6. Broader Methodological Implications
The design choices in Perch 2.0 articulate several broader lessons for bioacoustic representation learning:
- Fine-grained supervised classification is empirically a highly robust pre-training target for audio models in dynamic and heterogeneous environments.
- Prototyped soft-label self-distillation effectively refines class boundaries in fine-grained label spaces.
- Auxiliary source-prediction with large output spaces serves as a useful proxy for generating robust, generalizable embeddings.
- Multi-target generalized mixup equips models to natively solve multi-label and polyphonic tasks without bespoke handling at inference or annotation time.
This suggests that, for bioacoustic tasks and potentially for other ecological audio domains, well-calibrated supervised learning approaches with biologically relevant targets can deliver higher quality, more versatile embeddings than prevailing self-supervised/pseudo-task methods.
7. Applications and Impact in Bioacoustics
Perch 2.0’s primary use cases include large-scale species monitoring, biodiversity surveys, conservation work, and bioacoustic research requiring robust differentiation among thousands of taxa. The model’s generalization ensures applicability in both terrestrial and marine domains, supporting transfer or agile modeling in field deployments where available training data are scarce.

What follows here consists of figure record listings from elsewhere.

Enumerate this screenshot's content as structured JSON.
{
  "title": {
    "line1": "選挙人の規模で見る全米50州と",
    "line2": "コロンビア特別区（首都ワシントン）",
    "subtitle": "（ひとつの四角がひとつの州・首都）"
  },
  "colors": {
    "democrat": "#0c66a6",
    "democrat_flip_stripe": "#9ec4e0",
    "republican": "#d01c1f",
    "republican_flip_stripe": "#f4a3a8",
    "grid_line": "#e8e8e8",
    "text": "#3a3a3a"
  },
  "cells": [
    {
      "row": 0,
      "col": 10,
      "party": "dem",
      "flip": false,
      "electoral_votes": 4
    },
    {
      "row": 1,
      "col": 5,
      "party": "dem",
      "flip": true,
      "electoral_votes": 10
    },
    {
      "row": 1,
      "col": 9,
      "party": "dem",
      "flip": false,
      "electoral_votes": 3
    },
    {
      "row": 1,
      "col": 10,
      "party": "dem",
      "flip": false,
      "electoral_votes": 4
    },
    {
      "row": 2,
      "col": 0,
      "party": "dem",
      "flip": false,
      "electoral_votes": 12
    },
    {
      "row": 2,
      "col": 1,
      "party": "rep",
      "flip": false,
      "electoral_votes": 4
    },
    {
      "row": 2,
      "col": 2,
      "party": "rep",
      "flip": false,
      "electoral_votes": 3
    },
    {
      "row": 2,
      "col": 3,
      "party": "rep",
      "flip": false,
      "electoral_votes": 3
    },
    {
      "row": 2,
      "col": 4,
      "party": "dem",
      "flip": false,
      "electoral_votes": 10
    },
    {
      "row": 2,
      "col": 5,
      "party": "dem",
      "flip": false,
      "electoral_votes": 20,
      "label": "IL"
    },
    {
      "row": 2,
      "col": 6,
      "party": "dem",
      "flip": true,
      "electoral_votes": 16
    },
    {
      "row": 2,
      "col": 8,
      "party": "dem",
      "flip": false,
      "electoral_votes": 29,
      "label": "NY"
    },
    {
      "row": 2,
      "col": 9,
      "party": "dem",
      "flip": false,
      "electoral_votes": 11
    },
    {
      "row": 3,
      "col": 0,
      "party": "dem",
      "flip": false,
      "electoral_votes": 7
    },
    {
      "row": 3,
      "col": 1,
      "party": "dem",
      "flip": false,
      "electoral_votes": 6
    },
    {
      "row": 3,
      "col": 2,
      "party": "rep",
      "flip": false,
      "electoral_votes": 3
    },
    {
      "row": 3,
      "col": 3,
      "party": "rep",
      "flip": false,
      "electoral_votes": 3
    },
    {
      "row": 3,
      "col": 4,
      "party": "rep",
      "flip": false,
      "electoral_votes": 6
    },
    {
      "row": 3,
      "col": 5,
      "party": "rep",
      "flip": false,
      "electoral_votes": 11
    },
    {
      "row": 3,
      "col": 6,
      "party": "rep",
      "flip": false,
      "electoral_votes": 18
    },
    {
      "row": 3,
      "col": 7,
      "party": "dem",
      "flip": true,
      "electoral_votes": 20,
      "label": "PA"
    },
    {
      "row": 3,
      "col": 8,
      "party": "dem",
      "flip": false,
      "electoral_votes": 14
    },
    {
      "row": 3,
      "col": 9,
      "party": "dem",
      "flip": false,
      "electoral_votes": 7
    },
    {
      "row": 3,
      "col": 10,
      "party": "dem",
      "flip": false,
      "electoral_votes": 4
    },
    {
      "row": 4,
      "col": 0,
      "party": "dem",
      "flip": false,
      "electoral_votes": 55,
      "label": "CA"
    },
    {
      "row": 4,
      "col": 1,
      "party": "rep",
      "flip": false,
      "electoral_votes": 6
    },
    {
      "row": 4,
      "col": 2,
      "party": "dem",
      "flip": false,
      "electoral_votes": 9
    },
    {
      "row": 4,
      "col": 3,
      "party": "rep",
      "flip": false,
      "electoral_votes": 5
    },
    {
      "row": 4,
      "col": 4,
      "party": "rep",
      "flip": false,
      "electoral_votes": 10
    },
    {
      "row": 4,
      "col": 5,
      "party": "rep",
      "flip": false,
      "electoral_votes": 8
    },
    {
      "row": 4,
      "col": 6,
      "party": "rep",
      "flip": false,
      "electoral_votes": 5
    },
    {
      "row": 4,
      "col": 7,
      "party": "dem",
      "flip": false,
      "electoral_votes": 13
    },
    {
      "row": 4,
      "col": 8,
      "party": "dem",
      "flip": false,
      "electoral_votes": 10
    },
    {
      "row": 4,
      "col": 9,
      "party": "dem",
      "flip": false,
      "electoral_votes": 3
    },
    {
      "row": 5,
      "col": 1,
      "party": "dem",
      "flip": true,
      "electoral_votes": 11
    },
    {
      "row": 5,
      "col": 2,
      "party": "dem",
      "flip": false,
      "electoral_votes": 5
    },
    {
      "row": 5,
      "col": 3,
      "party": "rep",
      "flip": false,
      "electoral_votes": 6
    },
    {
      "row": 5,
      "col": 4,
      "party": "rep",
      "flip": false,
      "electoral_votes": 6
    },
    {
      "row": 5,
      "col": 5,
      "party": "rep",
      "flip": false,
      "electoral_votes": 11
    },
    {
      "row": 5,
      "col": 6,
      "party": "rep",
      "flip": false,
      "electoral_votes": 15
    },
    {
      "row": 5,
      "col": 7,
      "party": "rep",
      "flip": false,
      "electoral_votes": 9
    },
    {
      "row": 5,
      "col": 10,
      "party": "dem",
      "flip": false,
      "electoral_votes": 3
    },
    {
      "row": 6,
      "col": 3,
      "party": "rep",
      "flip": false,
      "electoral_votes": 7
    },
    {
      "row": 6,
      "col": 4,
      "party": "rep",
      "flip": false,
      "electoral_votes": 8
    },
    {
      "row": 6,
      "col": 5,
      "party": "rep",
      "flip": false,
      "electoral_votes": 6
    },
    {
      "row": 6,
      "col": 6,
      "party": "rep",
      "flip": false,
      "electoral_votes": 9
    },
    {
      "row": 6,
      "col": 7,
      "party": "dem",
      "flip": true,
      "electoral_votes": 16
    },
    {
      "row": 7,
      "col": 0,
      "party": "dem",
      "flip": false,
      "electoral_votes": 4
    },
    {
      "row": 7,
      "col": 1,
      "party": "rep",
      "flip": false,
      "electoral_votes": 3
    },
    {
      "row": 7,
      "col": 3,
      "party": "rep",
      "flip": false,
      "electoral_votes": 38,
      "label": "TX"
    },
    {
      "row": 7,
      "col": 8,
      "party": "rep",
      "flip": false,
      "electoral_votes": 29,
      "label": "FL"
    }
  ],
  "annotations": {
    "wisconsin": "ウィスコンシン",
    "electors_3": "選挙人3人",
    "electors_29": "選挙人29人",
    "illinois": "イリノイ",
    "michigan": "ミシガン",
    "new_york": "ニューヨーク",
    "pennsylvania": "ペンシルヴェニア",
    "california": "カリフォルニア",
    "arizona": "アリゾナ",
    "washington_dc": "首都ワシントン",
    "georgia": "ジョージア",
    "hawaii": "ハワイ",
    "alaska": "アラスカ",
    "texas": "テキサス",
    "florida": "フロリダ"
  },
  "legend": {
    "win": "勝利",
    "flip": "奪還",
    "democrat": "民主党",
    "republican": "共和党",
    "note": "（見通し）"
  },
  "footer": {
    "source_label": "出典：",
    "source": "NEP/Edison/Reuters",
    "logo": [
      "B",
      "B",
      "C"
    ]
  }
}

A plausible implication is that biodiversity monitoring organizations and research groups could utilize Perch 2.0 as a universal feature extractor for both classification and exploratory tasks, consolidating previous domain-specific tools into a more unified framework for cross-context audio analysis.
Perch 2.0 exemplifies a modern approach to bioacoustic modeling, harnessing large multi-taxa supervision, self-distillation via prototypes, auxiliary discriminative pretext tasks, and sophisticated data augmentation to achieve outstanding generalization and embedding quality. Its benchmark performance and surprising transfer capabilities redefine architectural and methodological best practices for automated acoustic analysis in ecology and conservation science (Merriënboer et al., 6 Aug 2025).